After the preprocessing step, the voxels which are classified as relevant make up a more or less sparse volume, which usually consists of intermixed clusters of relevant and irrelevant voxels of various size each. As irrelevant voxels are treated as ``empty'' or transparent during rendering, one of the already established schemes for space leaping could be used to accelerate rendering. However, the efficiency of those approaches is based on the assumption of a large granularity of empty and ``full'' regions, and a low degree of intermixing between them. This assumption does not hold for some of the relevance criteria. Additionally, common space leaping schemes still require some extra effort for actually avoiding empty space during rendering. Instead of relying on established schemes, a novel approach is proposed for space leaping. All voxels which have been classified as relevant are extracted from the volume and stored in a secondary data structure. The structure is simply a list, or array, containing attribute information for the extracted voxels. Each entry corresponds to one extracted voxel, and holds the voxel's position, data value, gradient information and/or other attributes. If different objects are distinguished within the volume, separate lists are created for the voxels of each object.

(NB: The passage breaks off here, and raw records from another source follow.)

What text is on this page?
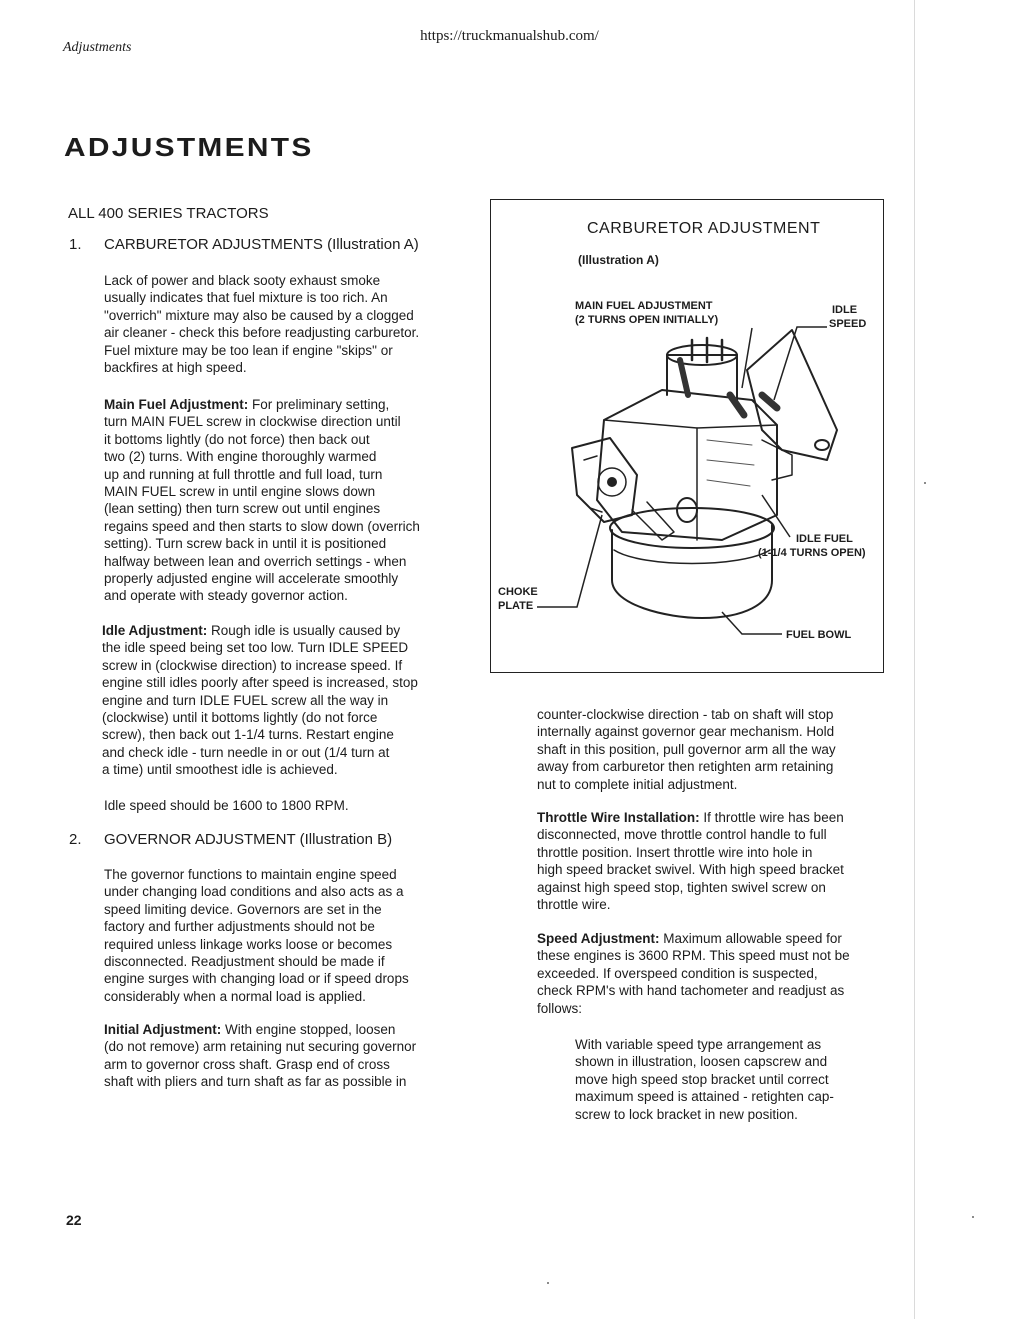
https://truckmanualshub.com/
Adjustments
ADJUSTMENTS
ALL 400 SERIES TRACTORS
1. CARBURETOR ADJUSTMENTS (Illustration A)
Lack of power and black sooty exhaust smoke
usually indicates that fuel mixture is too rich. An
"overrich" mixture may also be caused by a clogged
air cleaner - check this before readjusting carburetor.
Fuel mixture may be too lean if engine "skips" or
backfires at high speed.
Main Fuel Adjustment: For preliminary setting,
turn MAIN FUEL screw in clockwise direction until
it bottoms lightly (do not force) then back out
two (2) turns. With engine thoroughly warmed
up and running at full throttle and full load, turn
MAIN FUEL screw in until engine slows down
(lean setting) then turn screw out until engines
regains speed and then starts to slow down (overrich
setting). Turn screw back in until it is positioned
halfway between lean and overrich settings - when
properly adjusted engine will accelerate smoothly
and operate with steady governor action.
Idle Adjustment: Rough idle is usually caused by
the idle speed being set too low. Turn IDLE SPEED
screw in (clockwise direction) to increase speed. If
engine still idles poorly after speed is increased, stop
engine and turn IDLE FUEL screw all the way in
(clockwise) until it bottoms lightly (do not force
screw), then back out 1-1/4 turns. Restart engine
and check idle - turn needle in or out (1/4 turn at
a time) until smoothest idle is achieved.
Idle speed should be 1600 to 1800 RPM.
2. GOVERNOR ADJUSTMENT (Illustration B)
The governor functions to maintain engine speed
under changing load conditions and also acts as a
speed limiting device. Governors are set in the
factory and further adjustments should not be
required unless linkage works loose or becomes
disconnected. Readjustment should be made if
engine surges with changing load or if speed drops
considerably when a normal load is applied.
Initial Adjustment: With engine stopped, loosen
(do not remove) arm retaining nut securing governor
arm to governor cross shaft. Grasp end of cross
shaft with pliers and turn shaft as far as possible in
CARBURETOR ADJUSTMENT
(Illustration A)
MAIN FUEL ADJUSTMENT
(2 TURNS OPEN INITIALLY)
IDLE
SPEED
IDLE FUEL
(1-1/4 TURNS OPEN)
CHOKE
PLATE
FUEL BOWL
counter-clockwise direction - tab on shaft will stop
internally against governor gear mechanism. Hold
shaft in this position, pull governor arm all the way
away from carburetor then retighten arm retaining
nut to complete initial adjustment.
Throttle Wire Installation: If throttle wire has been
disconnected, move throttle control handle to full
throttle position. Insert throttle wire into hole in
high speed bracket swivel. With high speed bracket
against high speed stop, tighten swivel screw on
throttle wire.
Speed Adjustment: Maximum allowable speed for
these engines is 3600 RPM. This speed must not be
exceeded. If overspeed condition is suspected,
check RPM's with hand tachometer and readjust as
follows:
With variable speed type arrangement as
shown in illustration, loosen capscrew and
move high speed stop bracket until correct
maximum speed is attained - retighten cap-
screw to lock bracket in new position.
22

For rendering, only information contained within the list is used. Some compositing methods require a specific ordering of the voxels. For DVR, for example, a consistent front-to-back or back-to-front order is required. For this reason, and to allow further optimizations tailored to specific rendering modi, the extracted voxels are ordered in a render-mode specific way (See chapter 4). For example, for maximum intensity projection, the voxels should be ordered by decreasing data value. This allows to skip with just a single test all voxels which are mapped to black (due to a change of the transfer function) and thus do not contribute to an image.
![\includegraphics[width=\linewidth]{Figures/rl.eps}](img57.png) |
As the voxels are sorted by one of the attributes (for example, data value, or one of the coordinates), voxels within the list can be grouped into blocks (so-called RenderListEntrys), with the same value of a ``key'' attribute (figure 3.2). To save memory, the key attribute has to be stored just once for all voxels of the group. All RenderListEntrys, sorted by the value of the key attribute, form a so-called RenderList.
In contrast to the original representation of a volume, the extracted voxel data structure requires to explicitely store position information for each voxel. As usually a significant portion of the volume's voxels is classified as irrelevant, the overall storage for the extracted voxels is less or comparable to the storage requirements of the original volume representation.
The possibility to reduce the volume to a small set of relevant voxels makes this representation well-suited for efficient network transmission. An efficient compression scheme for this purpose is presented in chapter 5.